Authors: John D. MacDonald
But this was not a party. This was family, Chet and Alice had insisted. “Just come over for some drinks and dinner, Craig. The kids eat on the first shift. Then, after they’re out of the way, just the three of us.”
Now he realized he was slightly drunk. It was nearly midnight. Tomorrow was a working day. He knew he would feel grim in the morning. Yet he knew he should not blame Chet. His restlessness since Maura had left had
made it a little easier to take that next drink. When you were not having a very good time, you hoped one more drink would help. The evening had been a little awkward merely because the four of them had been together so often. The absence of Maura made a great gap and caused unexpected silences. Craig knew that during all the time Maura would be away, from this Wednesday, the tenth of July, until she arrived back in New York, six hundred miles away, on Friday, the sixth of September, the Burneys would have him over from time to time. Not too often, as this evening had not been entirely comfortable, yet not so seldom that his terminal report to Maura would indicate thoughtlessness.
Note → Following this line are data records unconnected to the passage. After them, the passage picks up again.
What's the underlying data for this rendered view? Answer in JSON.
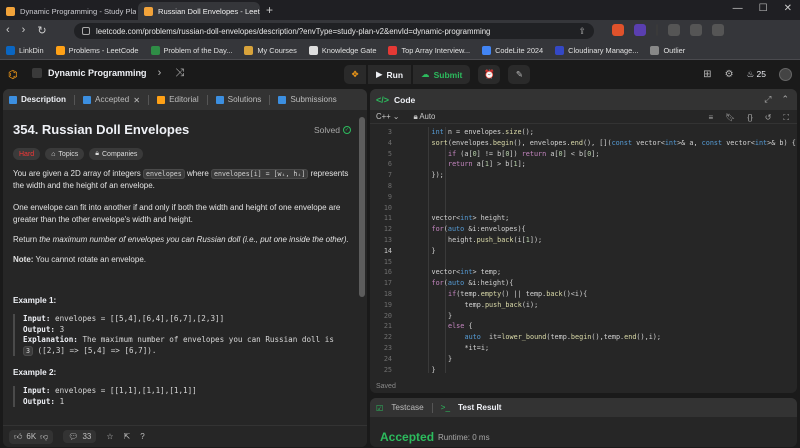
{
  "browser": {
    "tabs": [
      {
        "title": "Dynamic Programming - Study Plan"
      },
      {
        "title": "Russian Doll Envelopes - LeetC"
      }
    ],
    "url": "leetcode.com/problems/russian-doll-envelopes/description/?envType=study-plan-v2&envId=dynamic-programming",
    "bookmarks": [
      "LinkDin",
      "Problems - LeetCode",
      "Problem of the Day...",
      "My Courses",
      "Knowledge Gate",
      "Top Array Interview...",
      "CodeLite 2024",
      "Cloudinary Manage...",
      "Outlier"
    ]
  },
  "lcnav": {
    "study_plan": "Dynamic Programming",
    "run_label": "Run",
    "submit_label": "Submit",
    "streak": "25"
  },
  "left_tabs": {
    "description": "Description",
    "accepted": "Accepted",
    "editorial": "Editorial",
    "solutions": "Solutions",
    "submissions": "Submissions"
  },
  "problem": {
    "title": "354. Russian Doll Envelopes",
    "solved": "Solved",
    "difficulty": "Hard",
    "topics": "Topics",
    "companies": "Companies",
    "p1a": "You are given a 2D array of integers",
    "p1code1": "envelopes",
    "p1b": "where",
    "p1code2": "envelopes[i] = [wᵢ, hᵢ]",
    "p1c": "represents the width and the height of an envelope.",
    "p2": "One envelope can fit into another if and only if both the width and height of one envelope are greater than the other envelope's width and height.",
    "p3a": "Return ",
    "p3b": "the maximum number of envelopes you can Russian doll (i.e., put one inside the other).",
    "note_label": "Note:",
    "note_text": " You cannot rotate an envelope.",
    "ex1_title": "Example 1:",
    "ex1_input_label": "Input:",
    "ex1_input": " envelopes = [[5,4],[6,4],[6,7],[2,3]]",
    "ex1_output_label": "Output:",
    "ex1_output": " 3",
    "ex1_expl_label": "Explanation:",
    "ex1_expl": " The maximum number of envelopes you can Russian doll is",
    "ex1_expl2_code": "3",
    "ex1_expl2": " ([2,3] => [5,4] => [6,7]).",
    "ex2_title": "Example 2:",
    "ex2_input_label": "Input:",
    "ex2_input": " envelopes = [[1,1],[1,1],[1,1]]",
    "ex2_output_label": "Output:",
    "ex2_output": " 1"
  },
  "footer": {
    "likes": "6K",
    "comments": "33"
  },
  "code_panel": {
    "title": "Code",
    "language": "C++",
    "mode": "Auto",
    "status": "Saved",
    "lines": [
      {
        "n": "3",
        "indent": 1,
        "html": "<span class='t'>int</span> n = envelopes.<span class='f'>size</span>();"
      },
      {
        "n": "4",
        "indent": 1,
        "html": "<span class='f'>sort</span>(envelopes.<span class='f'>begin</span>(), envelopes.<span class='f'>end</span>(), [](<span class='t'>const</span> vector&lt;<span class='t'>int</span>&gt;&amp; a, <span class='t'>const</span> vector&lt;<span class='t'>int</span>&gt;&amp; b) {"
      },
      {
        "n": "5",
        "indent": 2,
        "html": "<span class='k'>if</span> (a[<span class='n'>0</span>] != b[<span class='n'>0</span>]) <span class='k'>return</span> a[<span class='n'>0</span>] &lt; b[<span class='n'>0</span>];"
      },
      {
        "n": "6",
        "indent": 2,
        "html": "<span class='k'>return</span> a[<span class='n'>1</span>] &gt; b[<span class='n'>1</span>];"
      },
      {
        "n": "7",
        "indent": 1,
        "html": "});"
      },
      {
        "n": "8",
        "indent": 0,
        "html": ""
      },
      {
        "n": "9",
        "indent": 0,
        "html": ""
      },
      {
        "n": "10",
        "indent": 0,
        "html": ""
      },
      {
        "n": "11",
        "indent": 1,
        "html": "vector&lt;<span class='t'>int</span>&gt; height;"
      },
      {
        "n": "12",
        "indent": 1,
        "html": "<span class='k'>for</span>(<span class='t'>auto</span> &amp;i:envelopes){"
      },
      {
        "n": "13",
        "indent": 2,
        "html": "height.<span class='f'>push_back</span>(i[<span class='n'>1</span>]);"
      },
      {
        "n": "14",
        "indent": 1,
        "html": "}"
      },
      {
        "n": "15",
        "indent": 0,
        "html": ""
      },
      {
        "n": "16",
        "indent": 1,
        "html": "vector&lt;<span class='t'>int</span>&gt; temp;"
      },
      {
        "n": "17",
        "indent": 1,
        "html": "<span class='k'>for</span>(<span class='t'>auto</span> &amp;i:height){"
      },
      {
        "n": "18",
        "indent": 2,
        "html": "<span class='k'>if</span>(temp.<span class='f'>empty</span>() || temp.<span class='f'>back</span>()&lt;i){"
      },
      {
        "n": "19",
        "indent": 3,
        "html": "temp.<span class='f'>push_back</span>(i);"
      },
      {
        "n": "20",
        "indent": 2,
        "html": "}"
      },
      {
        "n": "21",
        "indent": 2,
        "html": "<span class='k'>else</span> {"
      },
      {
        "n": "22",
        "indent": 3,
        "html": "<span class='t'>auto</span>  it=<span class='f'>lower_bound</span>(temp.<span class='f'>begin</span>(),temp.<span class='f'>end</span>(),i);"
      },
      {
        "n": "23",
        "indent": 3,
        "html": "*it=i;"
      },
      {
        "n": "24",
        "indent": 2,
        "html": "}"
      },
      {
        "n": "25",
        "indent": 1,
        "html": "}"
      },
      {
        "n": "26",
        "indent": 0,
        "html": ""
      },
      {
        "n": "27",
        "indent": 1,
        "html": "<span class='k'>return</span> temp.<span class='f'>size</span>();"
      }
    ],
    "current_line": "14"
  },
  "result_panel": {
    "testcase_tab": "Testcase",
    "result_tab": "Test Result",
    "verdict": "Accepted",
    "runtime": "Runtime: 0 ms"
  },
  "colors": {
    "accent": "#ffa116",
    "success": "#2cbb5d",
    "hard": "#f63636",
    "panel": "#262626",
    "background": "#1a1a1a"
  }
}
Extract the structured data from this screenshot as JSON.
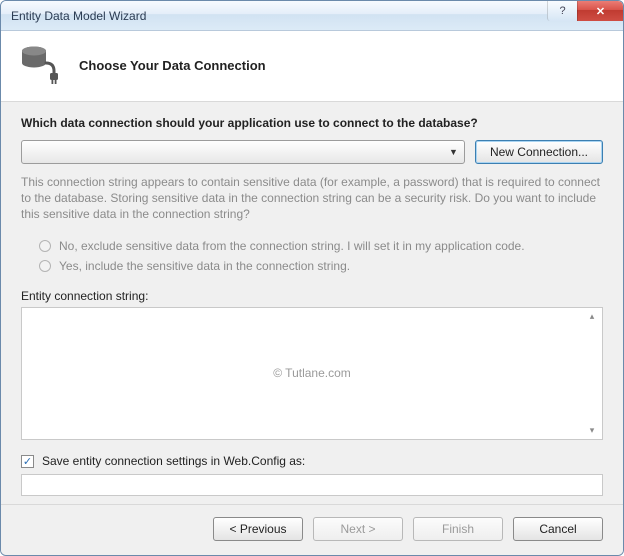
{
  "window": {
    "title": "Entity Data Model Wizard"
  },
  "header": {
    "title": "Choose Your Data Connection"
  },
  "body": {
    "prompt": "Which data connection should your application use to connect to the database?",
    "dropdown_value": "",
    "new_connection_label": "New Connection...",
    "info_text": "This connection string appears to contain sensitive data (for example, a password) that is required to connect to the database. Storing sensitive data in the connection string can be a security risk. Do you want to include this sensitive data in the connection string?",
    "radio_exclude": "No, exclude sensitive data from the connection string. I will set it in my application code.",
    "radio_include": "Yes, include the sensitive data in the connection string.",
    "entity_label": "Entity connection string:",
    "watermark": "© Tutlane.com",
    "save_checkbox_label": "Save entity connection settings in Web.Config as:",
    "save_checkbox_checked": true,
    "save_as_value": ""
  },
  "footer": {
    "previous": "< Previous",
    "next": "Next >",
    "finish": "Finish",
    "cancel": "Cancel"
  },
  "colors": {
    "accent": "#3c7fb1",
    "close": "#c03b31"
  }
}
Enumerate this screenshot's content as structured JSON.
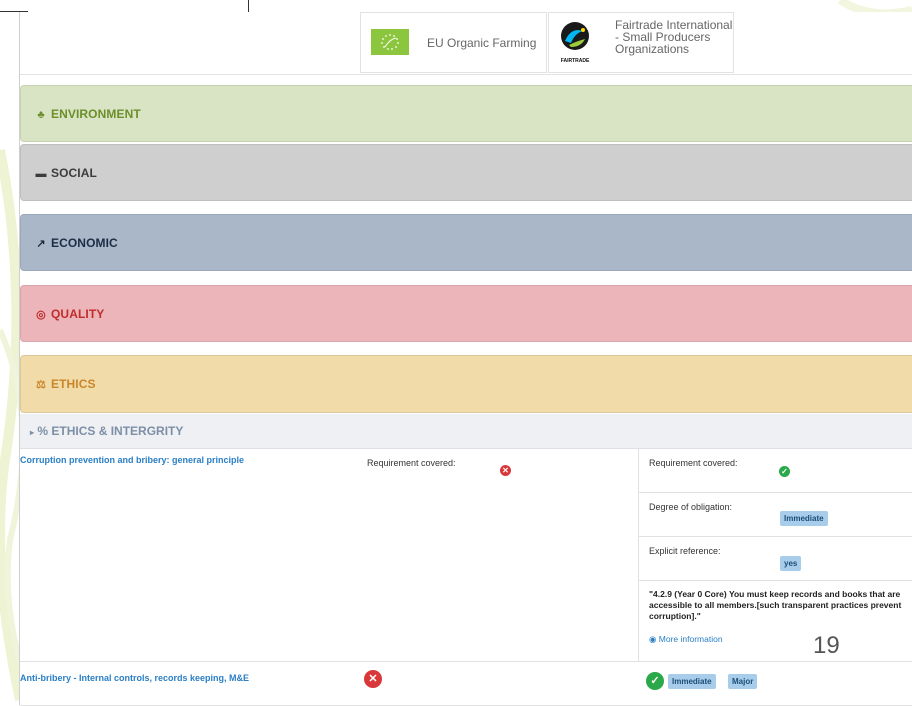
{
  "standards": [
    {
      "name": "EU Organic Farming",
      "logo": "eu-organic-leaf-logo"
    },
    {
      "name": "Fairtrade International - Small Producers Organizations",
      "logo": "fairtrade-logo",
      "logo_text": "FAIRTRADE"
    }
  ],
  "sections": {
    "environment": {
      "label": "ENVIRONMENT",
      "icon": "tree-icon",
      "color": "#d8e4c4"
    },
    "social": {
      "label": "SOCIAL",
      "icon": "comment-icon",
      "color": "#cfcfcf"
    },
    "economic": {
      "label": "ECONOMIC",
      "icon": "chart-icon",
      "color": "#a9b7c9"
    },
    "quality": {
      "label": "QUALITY",
      "icon": "target-icon",
      "color": "#ebb5b9"
    },
    "ethics": {
      "label": "ETHICS",
      "icon": "balance-icon",
      "color": "#f1dba8"
    }
  },
  "subsection": {
    "label": "ETHICS & INTERGRITY",
    "icon": "link-icon"
  },
  "rows": [
    {
      "criterion": "Corruption prevention and bribery: general principle",
      "std1": {
        "covered_label": "Requirement covered:",
        "covered": false
      },
      "std2": {
        "covered_label": "Requirement covered:",
        "covered": true,
        "obligation_label": "Degree of obligation:",
        "obligation": "Immediate",
        "reference_label": "Explicit reference:",
        "reference": "yes",
        "quote": "\"4.2.9 (Year 0 Core) You must keep records and books that are accessible to all members.[such transparent practices prevent corruption].\"",
        "more_link": "More information"
      }
    },
    {
      "criterion": "Anti-bribery - Internal controls, records keeping, M&E",
      "std1": {
        "covered": false
      },
      "std2": {
        "covered": true,
        "badges": [
          "Immediate",
          "Major"
        ]
      }
    }
  ],
  "page_number": "19"
}
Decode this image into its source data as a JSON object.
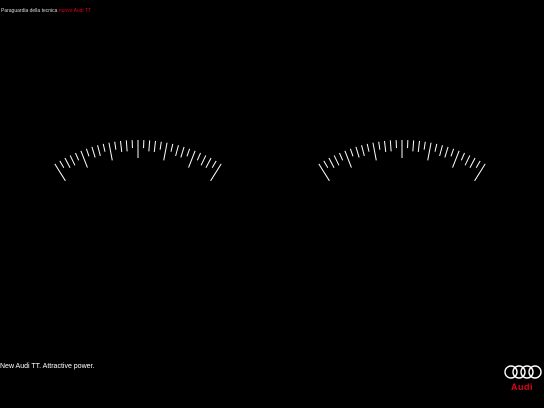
{
  "header": {
    "prefix": "Paraguardia della tecnica",
    "accent": "nuovo Audi TT",
    "accent_color": "#e2001a"
  },
  "gauges": [
    {
      "name": "left-gauge-eye",
      "ticks": 31
    },
    {
      "name": "right-gauge-eye",
      "ticks": 31
    }
  ],
  "footer": {
    "tagline": "New Audi TT. Attractive power."
  },
  "logo": {
    "brand": "Audi",
    "rings": 4,
    "brand_color": "#e2001a"
  }
}
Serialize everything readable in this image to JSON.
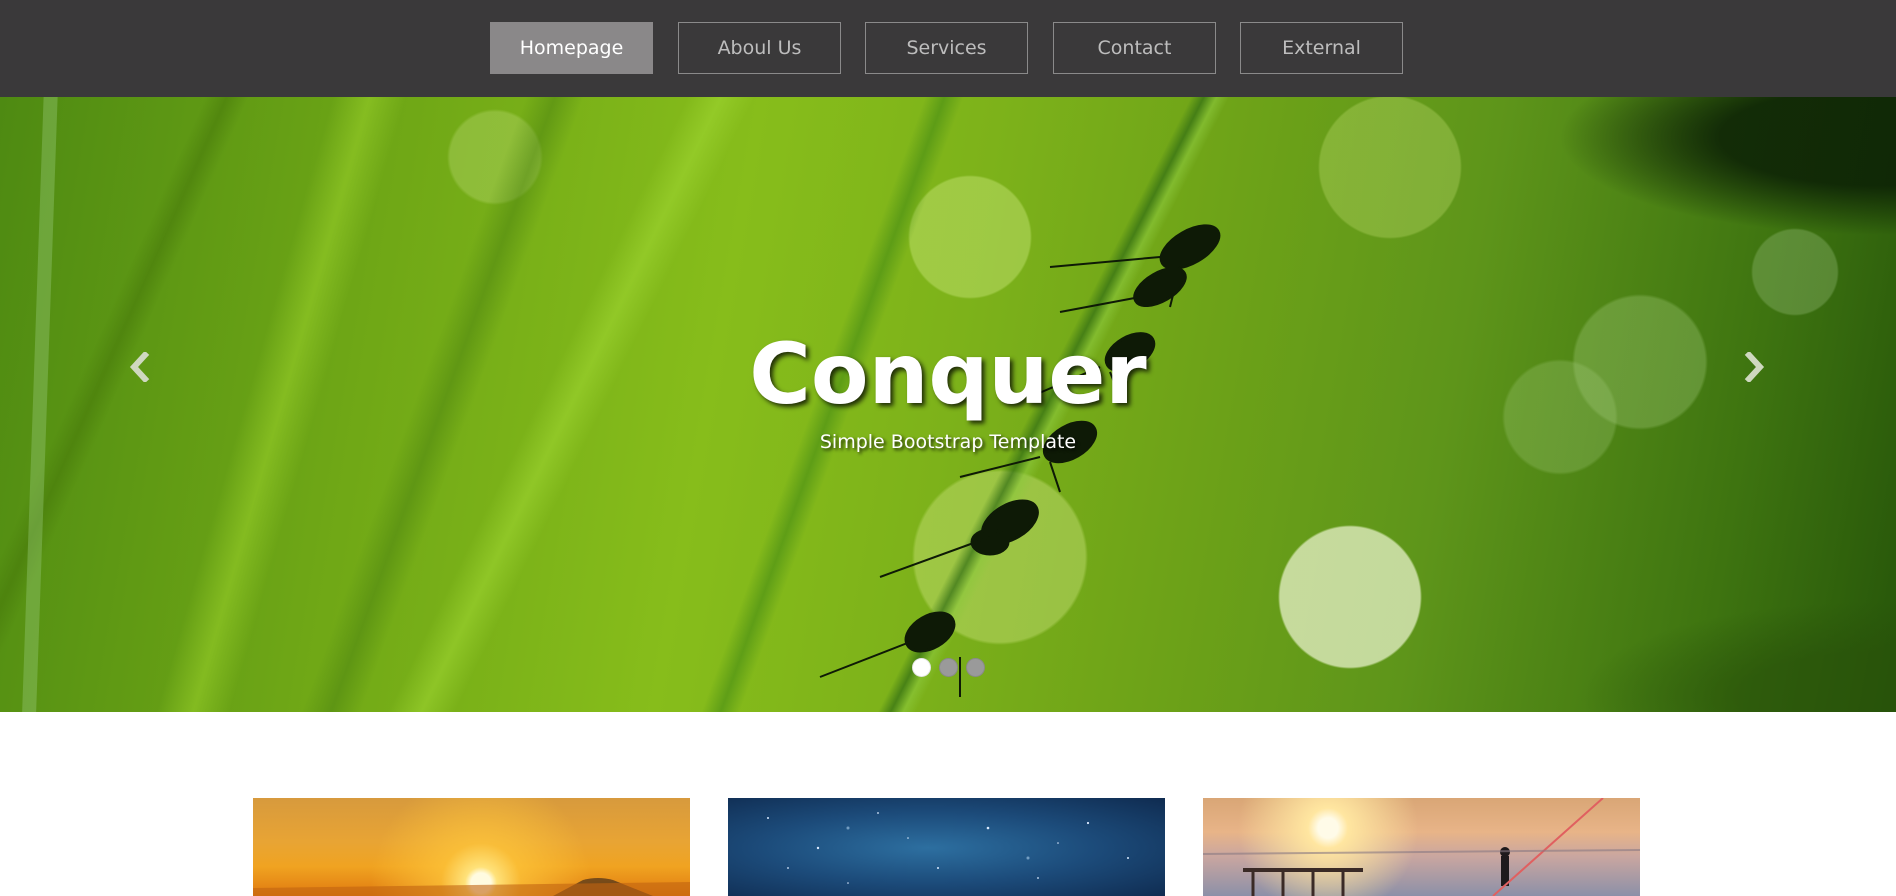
{
  "nav": {
    "items": [
      {
        "label": "Homepage",
        "active": true
      },
      {
        "label": "Aboul Us",
        "active": false
      },
      {
        "label": "Services",
        "active": false
      },
      {
        "label": "Contact",
        "active": false
      },
      {
        "label": "External",
        "active": false
      }
    ]
  },
  "hero": {
    "title": "Conquer",
    "subtitle": "Simple Bootstrap Template",
    "prev_icon": "chevron-left-icon",
    "next_icon": "chevron-right-icon",
    "slides_count": 3,
    "active_slide": 1
  },
  "thumbnails": [
    {
      "name": "sunrise-image"
    },
    {
      "name": "starry-sky-image"
    },
    {
      "name": "sunset-pier-image"
    }
  ],
  "colors": {
    "navbar_bg": "#3a393a",
    "nav_active_bg": "#8a8889",
    "nav_border": "#8a8a8a",
    "nav_text": "#bdbdbd"
  }
}
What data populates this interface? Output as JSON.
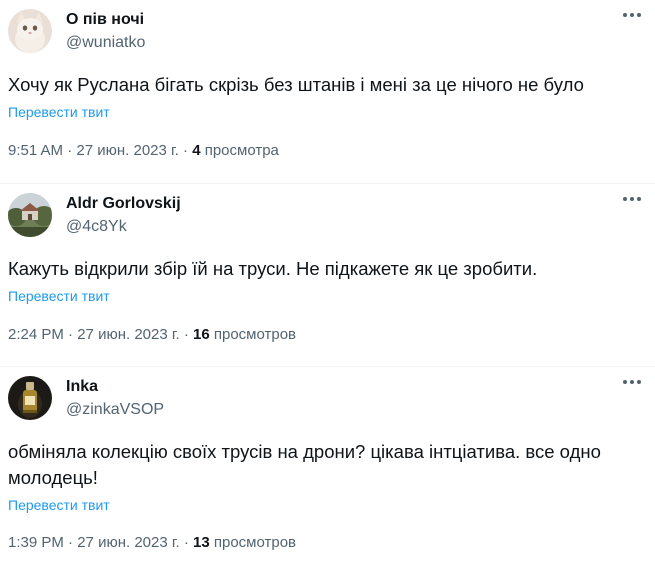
{
  "tweets": [
    {
      "display_name": "О пів ночі",
      "handle": "@wuniatko",
      "text": "Хочу як Руслана бігать скрізь без штанів і мені за це нічого не було",
      "translate_label": "Перевести твит",
      "time": "9:51 AM",
      "date": "27 июн. 2023 г.",
      "separator": "·",
      "views_count": "4",
      "views_label": "просмотра",
      "avatar": "cat-photo"
    },
    {
      "display_name": "Aldr Gorlovskij",
      "handle": "@4c8Yk",
      "text": "Кажуть відкрили збір їй на труси. Не підкажете як це зробити.",
      "translate_label": "Перевести твит",
      "time": "2:24 PM",
      "date": "27 июн. 2023 г.",
      "separator": "·",
      "views_count": "16",
      "views_label": "просмотров",
      "avatar": "landscape-photo"
    },
    {
      "display_name": "Inka",
      "handle": "@zinkaVSOP",
      "text": "обміняла колекцію своїх трусів на дрони? цікава інтціатива. все одно молодець!",
      "translate_label": "Перевести твит",
      "time": "1:39 PM",
      "date": "27 июн. 2023 г.",
      "separator": "·",
      "views_count": "13",
      "views_label": "просмотров",
      "avatar": "bottle-photo"
    }
  ],
  "icons": {
    "more": "more-dots-icon"
  },
  "colors": {
    "text": "#0f1419",
    "secondary": "#536471",
    "link": "#1d9bf0",
    "divider": "#eff3f4"
  }
}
He realized that Chet was telling a story that Craig had heard many times before. Alice was sitting on the floor in front of Chet’s chair. She had her cheek against the side of his knee and, as Chet talked and played with her cropped hair with his blunt fingers, she wore an expression that was at once smug and dreamy. She was a small lean woman with coarse dark-red hair, delicate pointed features, large gray eyes. She was not particularly intelligent, but she had a good sense of fun. She was a superb cook, and despite three children, she kept her house gleaming. Yet the clothes she selected for herself and the make-up she used were never quite right for her. This lack of style had absolutely no effect on the impression she made on most men, and the impression she so obviously made on her husband. This was a wife who, in spite of a boyish body, in spite of an absence of the mannerisms of the temptress, was obviously very capable and very eager. And with equivalent emphasis, those favors were available only to Chet Burney.
Chet was a big-chested blond man with a boyish face that made him look younger than thirty-nine, quite a bit younger. Craig, who knew that Chet and he were only three weeks apart in age, was sometimes faintly indignant about Chet’s air of youthfulness. Yet, of late, the blond hair was thinning more rapidly, and the paunch was becoming more than a hint. In another ten years the situation would be reversed.
Chet Burney was a lawyer, a junior partner in the firm of Tolle, Rufus, Kell and Burney. The firm made a speciality of corporation law and, on local problems that
were not of a serious nature, was quite often retained by the firm where Craig worked, the Quality Metal Products Division of the U.S. Automotive Corporation. Burney was a bluff and friendly man who liked to tell people that if it wasn’t for lawyers, the law would be a very easy thing to understand.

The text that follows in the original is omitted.